Let me address two more things that will help you get more actual work done.

Handling that Meeting Dominator

You can’t ignore the elephant in the room. I mean the person who talks too much or repeats the same dreadful speech or just likes to be at the center of attention. Here are a few strategies to manage their input:

  • Meet with them first to get their perspective, and then while they feel special because of the extra attention, say something like this: “Jan, I want you in this meeting because your perspective is important. And I wanted to meet with you before the meeting because there have been a few times when you’ve carried more of the conversation and others didn’t have as much time to contribute. I’d be grateful if you could help me help others to be heard equally in the meeting.”
  • Ask someone else’s help. If the above strategy doesn’t solve the issue, escalate it. Involve another peer of theirs or yours. Ask that person to sit next to the dominator and then touch their arm or shoulder when they quit being self-aware. They’ll get a chance to self-correct before heading down the wrong path.

It is your job to lead. Part of that means having the more challenging conversations that others would shy away from. If you know that meetings are regularly going off the rails because of someone’s lack of self-awareness, everyone else knows it, too, and you’ll be evaluated based on your lack of action.

Leading, in this context, means protecting the people who cannot think on their feet from the people wo think out loud.

The Scourge of Daily/Weekly Status Meetings

Just don’t have them, okay? They are a colossal waste of time. Often they are a cover for poor written communication habits, so use software for that instead.

It’s always smarter for the meeting leader to meet with each person, at their desk, for three minutes instead, making the rounds…and then summarizing the updates and decisions for distribution to everyone who would have been in that meeting otherwise. Then you’ve used five minutes, total, rather than thirty minutes of each person’s time.

I am a huge believer in social interaction, so have as many of those as you want. Maybe start each Monday at the same time to get everyone up and rolling, but talk about your weekends and not projects.

Ready to try this but getting the meeting-addict shakes?

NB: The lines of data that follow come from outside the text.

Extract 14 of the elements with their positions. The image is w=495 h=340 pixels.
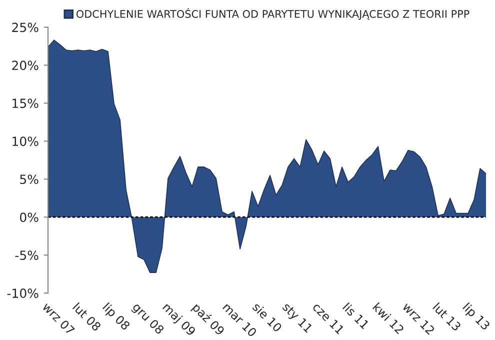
y-tick-label: -10% (7, 288, 38, 298)
y-tick-label: 15% (12, 98, 38, 108)
y-tick-label: 5% (20, 174, 38, 184)
x-tick-label: lip 13 (460, 302, 491, 332)
x-tick-label: sty 11 (280, 302, 313, 335)
x-tick-label: lip 08 (100, 302, 131, 332)
x-tick-label: lis 11 (342, 302, 370, 330)
y-tick-label: 25% (12, 22, 38, 32)
x-tick-label: kwi 12 (372, 302, 404, 334)
y-tick-label: 20% (12, 60, 38, 70)
y-tick-label: 10% (12, 136, 38, 146)
y-tick-label: -5% (15, 250, 38, 260)
legend-label: ODCHYLENIE WARTOŚCI FUNTA OD PARYTETU WYNIKAJĄCEGO Z TEORII PPP (76, 8, 470, 20)
y-tick-label: 0% (20, 212, 38, 222)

Start by managing your meetings smarter, combined with eliminating just one of them. See how it feels and then decide whether to take it to the next logical step.

How a Meeting Ninja Runs Things

Here’s a summary, then, of how to do this well:

  1. Choose as few people as possible to attend, and then eliminate one more of them (maybe you’re the one who shouldn’t be there).
  2. Who is going to cover the cost of this meeting? If someone isn’t paying, rethink it.
  3. Distribute the meeting agenda in advance.
  4. Have pre-meetings to tame the distractions.
  5. Leave electronics at the door.
  6. Ask great questions. What are we trying to fix? How will we define success? Can we save that idea and explore it further in another context? Can I get inside your head right now, Sarah? It looks like you’re processing some good input. Can I restate what I think I’m hearing you say so that we can keep moving?
  7. Summarize the decision(s) before ending on time.
  8. Distribute a summary of the decisions made and who’s responsible for moving the firm forward based on that meeting.

Studies show that each minute you spend in a meeting takes three minutes off your lifespan. I just made that up.